Tim Indonesia mendapatkan empat medali – viral terbaru Indonesia
4 mins read

Tim Indonesia mendapatkan empat medali – viral terbaru Indonesia


Viralterkini.id, Jakarta – Kontingen memanah Indonesia berhasil memenangkan empat medali di Kejuaraan Panahan Asia 2025 yang berlangsung di Beijing, Cina, pada 1-6 Juli 2025.

Rangkaian pencapaian ini adalah bukti perkembangan positif atlet cacat Indonesia di tingkat Asia.

Satu medali perak disajikan oleh Ken Swagumila di divisi senyawa nomor tunggal putra.

Ken berhasil menembus babak final setelah mengalahkan sejumlah pemanah top Asia. Namun, di pesta teratas yang diadakan hari Minggu (6/7/2025), Ken harus mengakui keunggulan pemanah tuan rumah, Ai Xinliang, yang berada di peringkat kedua di divisi gabungan, dengan skor 149-143.
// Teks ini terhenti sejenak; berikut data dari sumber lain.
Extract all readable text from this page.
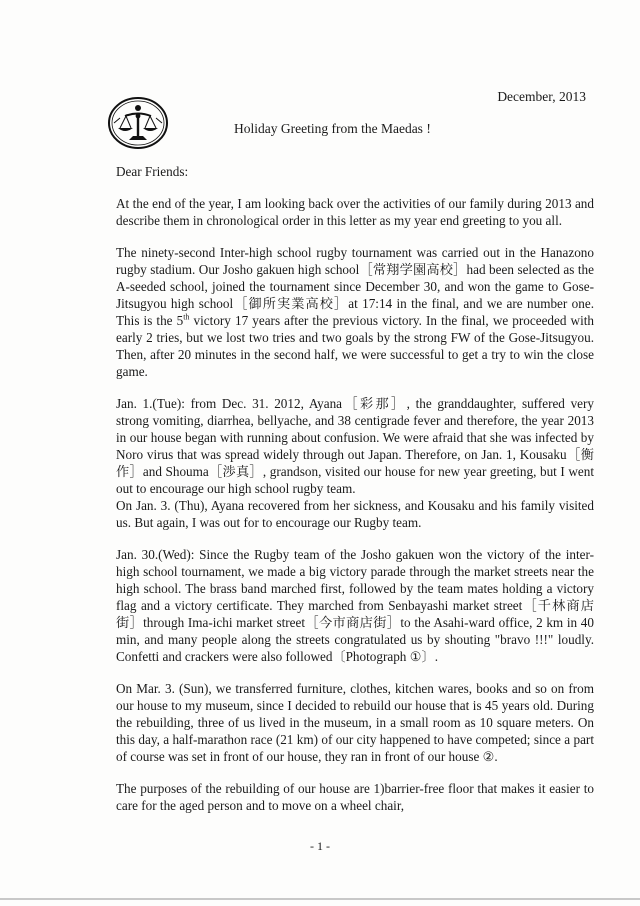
December, 2013
Holiday Greeting from the Maedas !
Dear Friends:

At the end of the year, I am looking back over the activities of our family during 2013 and describe them in chronological order in this letter as my year end greeting to you all.

The ninety-second Inter-high school rugby tournament was carried out in the Hanazono rugby stadium. Our Josho gakuen high school［常翔学園高校］had been selected as the A-seeded school, joined the tournament since December 30, and won the game to Gose-Jitsugyou high school［御所実業高校］at 17:14 in the final, and we are number one. This is the 5th victory 17 years after the previous victory. In the final, we proceeded with early 2 tries, but we lost two tries and two goals by the strong FW of the Gose-Jitsugyou. Then, after 20 minutes in the second half, we were successful to get a try to win the close game.

Jan. 1.(Tue): from Dec. 31. 2012, Ayana［彩那］, the granddaughter, suffered very strong vomiting, diarrhea, bellyache, and 38 centigrade fever and therefore, the year 2013 in our house began with running about confusion. We were afraid that she was infected by Noro virus that was spread widely through out Japan. Therefore, on Jan. 1, Kousaku［衡作］and Shouma［渉真］, grandson, visited our house for new year greeting, but I went out to encourage our high school rugby team.

On Jan. 3. (Thu), Ayana recovered from her sickness, and Kousaku and his family visited us. But again, I was out for to encourage our Rugby team.

Jan. 30.(Wed): Since the Rugby team of the Josho gakuen won the victory of the inter-high school tournament, we made a big victory parade through the market streets near the high school. The brass band marched first, followed by the team mates holding a victory flag and a victory certificate. They marched from Senbayashi market street［千林商店街］through Ima-ichi market street［今市商店街］to the Asahi-ward office, 2 km in 40 min, and many people along the streets congratulated us by shouting "bravo !!!" loudly. Confetti and crackers were also followed〔Photograph ①〕.

On Mar. 3. (Sun), we transferred furniture, clothes, kitchen wares, books and so on from our house to my museum, since I decided to rebuild our house that is 45 years old. During the rebuilding, three of us lived in the museum, in a small room as 10 square meters. On this day, a half-marathon race (21 km) of our city happened to have competed; since a part of course was set in front of our house, they ran in front of our house ②.

The purposes of the rebuilding of our house are 1)barrier-free floor that makes it easier to care for the aged person and to move on a wheel chair,

- 1 -
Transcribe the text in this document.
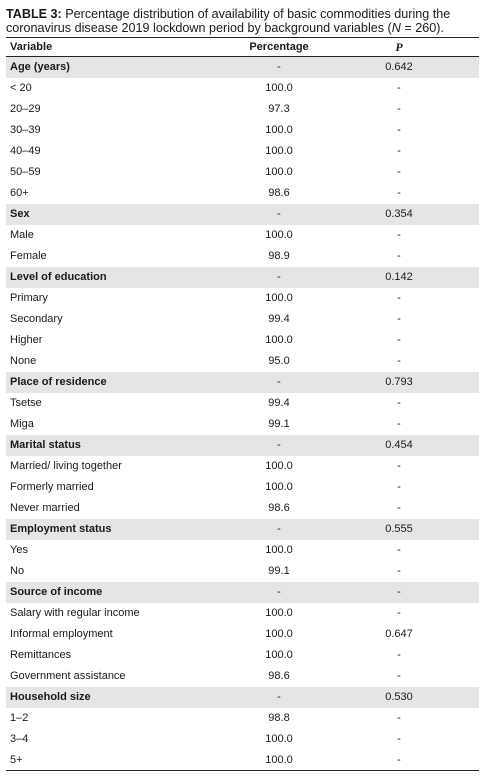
TABLE 3: Percentage distribution of availability of basic commodities during the coronavirus disease 2019 lockdown period by background variables (N = 260).
Variable	Percentage	P
Age (years)	-	0.642
< 20	100.0	-
20–29	97.3	-
30–39	100.0	-
40–49	100.0	-
50–59	100.0	-
60+	98.6	-
Sex	-	0.354
Male	100.0	-
Female	98.9	-
Level of education	-	0.142
Primary	100.0	-
Secondary	99.4	-
Higher	100.0	-
None	95.0	-
Place of residence	-	0.793
Tsetse	99.4	-
Miga	99.1	-
Marital status	-	0.454
Married/ living together	100.0	-
Formerly married	100.0	-
Never married	98.6	-
Employment status	-	0.555
Yes	100.0	-
No	99.1	-
Source of income	-	-
Salary with regular income	100.0	-
Informal employment	100.0	0.647
Remittances	100.0	-
Government assistance	98.6	-
Household size	-	0.530
1–2	98.8	-
3–4	100.0	-
5+	100.0	-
Meskipun gagal memenangkan emas, Ken masih menunjukkan kinerja yang mengesankan.

Selain medali perak dalam bilangan individu, ia juga mempresentasikan dua medali perunggu dari senyawa nomor ganda putra yang dipasangkan dengan ARIF firmansyah, serta dalam senyawa bilangan ganda campuran dengan Teodora Audi Ayudia Frelly.

Sementara itu, medali perunggu lain dimenangkan oleh pasangan Kholidin dan Noviera Ross dalam jumlah ganda campuran dari divisi yang berulang.

Akuisisi ini membuat Indonesia mengakhiri kejuaraan dengan total satu perak dan tiga perunggu, peringkat kelima di klasemen akhir.

Pelatih memanah Indonesia, Rameez Ali Surya Negara, menghargai perjuangan semua atlet yang bersaing di Beijing.

Menurutnya, Cina dan India masih merupakan lawan tersulit di Asia. Rameez menilai bahwa tuan rumah mendapat manfaat dari kondisi arena yang telah akrab bagi mereka.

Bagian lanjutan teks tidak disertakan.